Though summer is behind us now, the heat is still on. One may agree that yes, the rainy season is upon us already, and LPAs and typhoons began visiting. But there is another type of heat coming, and it’s percolating.
We haven't felt its full impact yet. The country’s geo-political arena is steaming, sweltering with heated verbal exchanges. The political mudslingings, the innuendos and accusations started to heat up.
The ruling, (is it still?) Partido Demokratiko ng Pilipinas-Lakas Bayan (PDP-Laban), founded by former Senator Aquilino “Nene” Pimentel is crumbling. Officials are at loggerheads. A Cebu-convention was held last month without Senator Emmanuel “Manny” Pacquiao, its president in attendance.
In an apparent retaliation, the boxing champ expelled PDP-Laban officials, including Energy Secretary Alfonso Cusi, vice chair, deputy secretary Melvin Matibag and membership committee head Astra Naik. The situation is an indication that the PDP-Laban is about to implode.
This week’s scheduled general assembly is judgment day , as PDP-Laban officials want Sen. Manny out of the party. One scenario being depicted is that he is contemplating about bolting out.
The rift between President Duterte, the party chairperson, and the boxing lawmaker has turned for the worst when the former lambasted the boxing icon last week.
It’s just funny that in his tirade, the President, based on wrong information, questioned Sen. Manny’ why he backed out of his scheduled fight with unbeaten unified welterweight world champion Errol Spence in Last Vegas. Serendipitously, it will be on August 21, a very special day for us Filipino as it is the birth of the August 21 Movement, a political cry against the dictatorial rule of Ferdinand Marcos following the death of Sen. Benigno “Ninoy” Aquino.
As it turned out, the information provided was fake. In case you missed it, his own words, the President criticized: “bakit umatras ka duon sa boxing, kasi alam mo kung matalo ka, you are a goner! Those are your inconsistencies in your career.”
Under this seemingly uncomfortable environment, awkward as it is, I believe it’s high time for him to “hang the towel” of the party. In my mind, it would be a bittersweet scenario to hear the boxing icon, admired by millions all over the world, to say: “Loyalty to my party ends when loyalty to my country begins!”

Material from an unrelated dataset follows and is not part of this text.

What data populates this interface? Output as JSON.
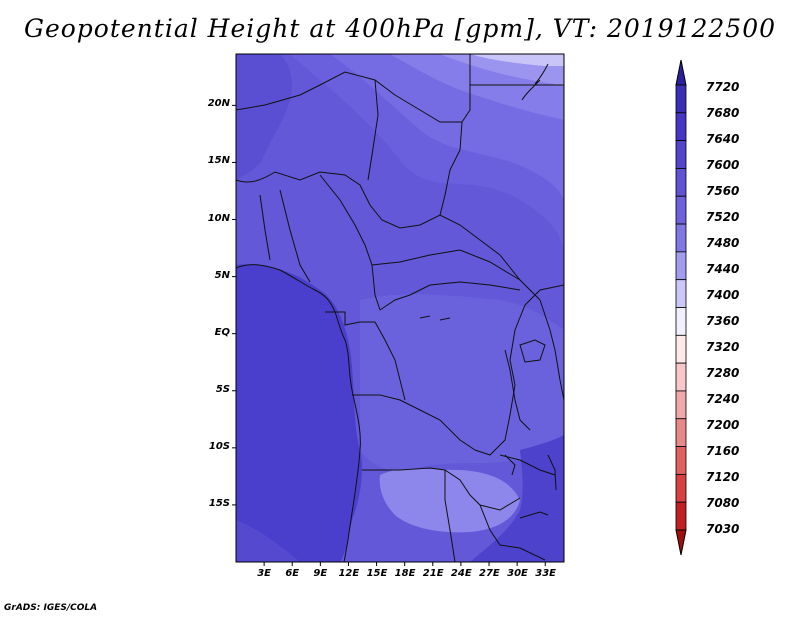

If he’s really serious in seeking the presidency, then, he can resurrect his very own, People's Champ Movement (PCM), a General Santos and Sarangani regional political party he founded in 2009. Although PCM has been tagged as closely affiliated with the PDP-Laban and the United Nationalist Alliance.
The nagging question is, will the champ yield in his biggest political fight?